Simply candid discussions held in mutual confidence.

With each encounter, Sirius felt the bedrock of his original purpose begin to erode incrementally.

Amael never engaged him in direct argument; he was far too astute for such an approach. Instead, he spoke, offering insights on perspective, on the protracted decades spent conforming to another's agenda, and on the essence of truly inhabiting one's own life rather than merely executing a predetermined plan. He skillfully utilized Sirius's own history against him, employing a gentle, non-malicious touch, transforming his centuries of experience into a reflective surface that revealed something Sirius had long ceased to seek. He was being guided, a fact he recognized. He perceived the clear outline of Amael's intentions, evident enough that only a fool would have overlooked them.

Yet, he could find no fault with the process.

Therein lay the disarming aspect. Amael wasn’t steering him toward something sinister; if anything, Sirius was a dead man walking the moment Belle Falkrona’s gaze fell upon him. His continued existence in Sancta Vedelia was, most likely, something Amael had subtly ensured. He had already been exposed, already been targeted. The fact that Horus hadn't descended upon him, that Belle hadn't tracked down every vessel he inhabited and extinguished it, was no accident. This was Amael's doing, one way or another.

Knowing this, paradoxically, bolstered Sirius’s trust in Amael, rather than diminishing it.

Amael possessed a quality Sirius had seldom encountered in his long and predominantly empty existence.

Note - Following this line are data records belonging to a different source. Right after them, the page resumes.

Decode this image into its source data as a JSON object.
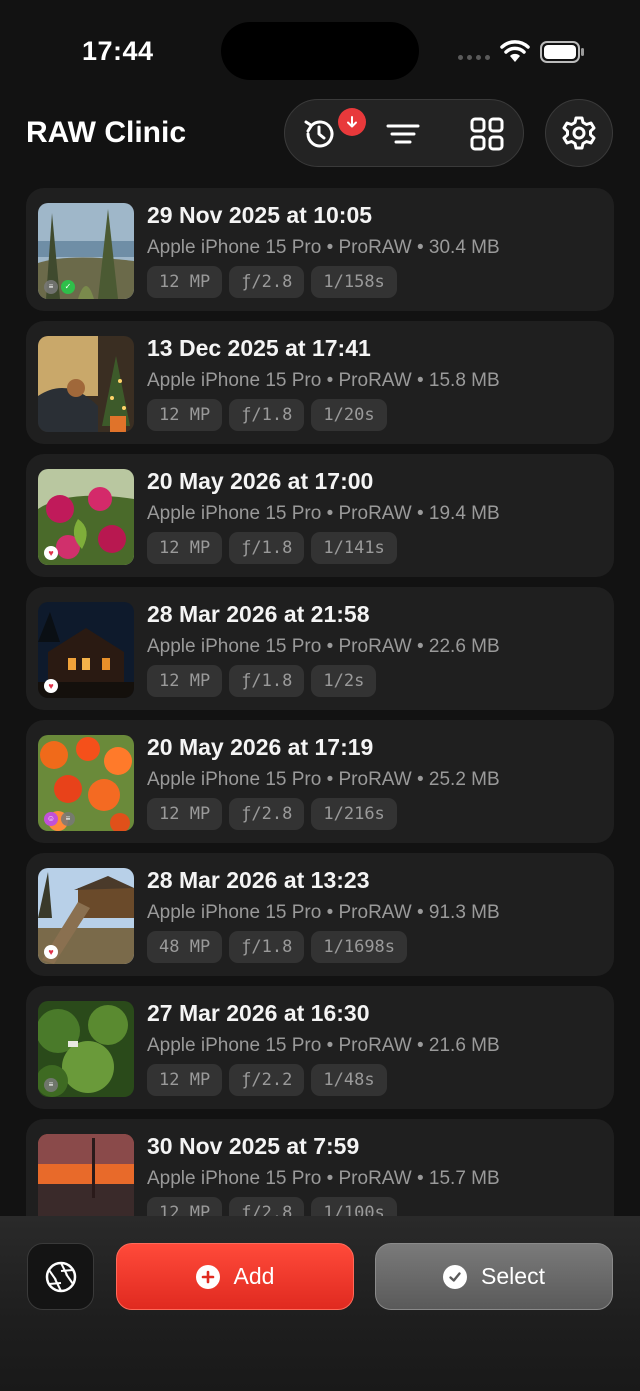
{
  "status_bar": {
    "time": "17:44"
  },
  "header": {
    "title": "RAW Clinic"
  },
  "toolbar": {
    "history_icon": "history-icon",
    "download_badge_icon": "download-arrow-icon",
    "sort_icon": "sort-lines-icon",
    "grid_icon": "grid-icon",
    "settings_icon": "gear-icon"
  },
  "photos": [
    {
      "title": "29 Nov 2025 at 10:05",
      "meta": "Apple iPhone 15 Pro • ProRAW • 30.4 MB",
      "mp": "12 MP",
      "aperture": "ƒ/2.8",
      "shutter": "1/158s",
      "badges": [
        "menu",
        "check"
      ]
    },
    {
      "title": "13 Dec 2025 at 17:41",
      "meta": "Apple iPhone 15 Pro • ProRAW • 15.8 MB",
      "mp": "12 MP",
      "aperture": "ƒ/1.8",
      "shutter": "1/20s",
      "badges": []
    },
    {
      "title": "20 May 2026 at 17:00",
      "meta": "Apple iPhone 15 Pro • ProRAW • 19.4 MB",
      "mp": "12 MP",
      "aperture": "ƒ/1.8",
      "shutter": "1/141s",
      "badges": [
        "heart"
      ]
    },
    {
      "title": "28 Mar 2026 at 21:58",
      "meta": "Apple iPhone 15 Pro • ProRAW • 22.6 MB",
      "mp": "12 MP",
      "aperture": "ƒ/1.8",
      "shutter": "1/2s",
      "badges": [
        "heart"
      ]
    },
    {
      "title": "20 May 2026 at 17:19",
      "meta": "Apple iPhone 15 Pro • ProRAW • 25.2 MB",
      "mp": "12 MP",
      "aperture": "ƒ/2.8",
      "shutter": "1/216s",
      "badges": [
        "face",
        "menu"
      ]
    },
    {
      "title": "28 Mar 2026 at 13:23",
      "meta": "Apple iPhone 15 Pro • ProRAW • 91.3 MB",
      "mp": "48 MP",
      "aperture": "ƒ/1.8",
      "shutter": "1/1698s",
      "badges": [
        "heart"
      ]
    },
    {
      "title": "27 Mar 2026 at 16:30",
      "meta": "Apple iPhone 15 Pro • ProRAW • 21.6 MB",
      "mp": "12 MP",
      "aperture": "ƒ/2.2",
      "shutter": "1/48s",
      "badges": [
        "menu"
      ]
    },
    {
      "title": "30 Nov 2025 at 7:59",
      "meta": "Apple iPhone 15 Pro • ProRAW • 15.7 MB",
      "mp": "12 MP",
      "aperture": "ƒ/2.8",
      "shutter": "1/100s",
      "badges": []
    }
  ],
  "bottom_bar": {
    "aperture_icon": "aperture-icon",
    "add_label": "Add",
    "add_icon": "plus-circle-icon",
    "select_label": "Select",
    "select_icon": "checkmark-circle-icon"
  },
  "colors": {
    "accent_red": "#e8393b",
    "card_bg": "#1f1f1f",
    "chip_bg": "#333333"
  }
}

Certainly, intelligence was present. But more than that, there was a mental clarity that existed alongside apparent chaos. The man grappled with immense confusion regarding his identity, the entity he harbored within, and the blurred boundary between himself and Samael Eveningstar. Yet, his values were unwavering. His objectives were pure. He was aware of what he cherished and held onto it without hesitation. This combination was something Sirius had never managed himself, and he envied it more than he ever admitted.

Perhaps this was why Amael’s counsel finally resonated. Perhaps this was why Sirius had begun, incrementally then all at once, to do something he hadn't in five centuries.

He started prioritizing himself.

Initially, it was a minor shift. Honoring a personal preference here, making a choice solely for his own pleasure there, carving out a small act of selfhood from a life entirely dictated by obligation. Yet, small things flourish when nurtured. To his own quiet astonishment, Sirius discovered that selfhood wasn’t a fragile concept once allowed to exist. It was vast, demanding, intricate, and undeniably his.

Regrettably, granting freedom to an individual after centuries of confinement doesn't always yield the anticipated results.

Freedom, bestowed upon someone who has never truly experienced it, whose sense of self was exclusively constructed around service, duty, and another person's agenda, tends to lead to unforeseen consequences. These are outcomes the giver never fully intended and cannot easily retract.

And Sirius, for the first time in a profoundly lengthy life, was beginning to grasp precisely what he desired.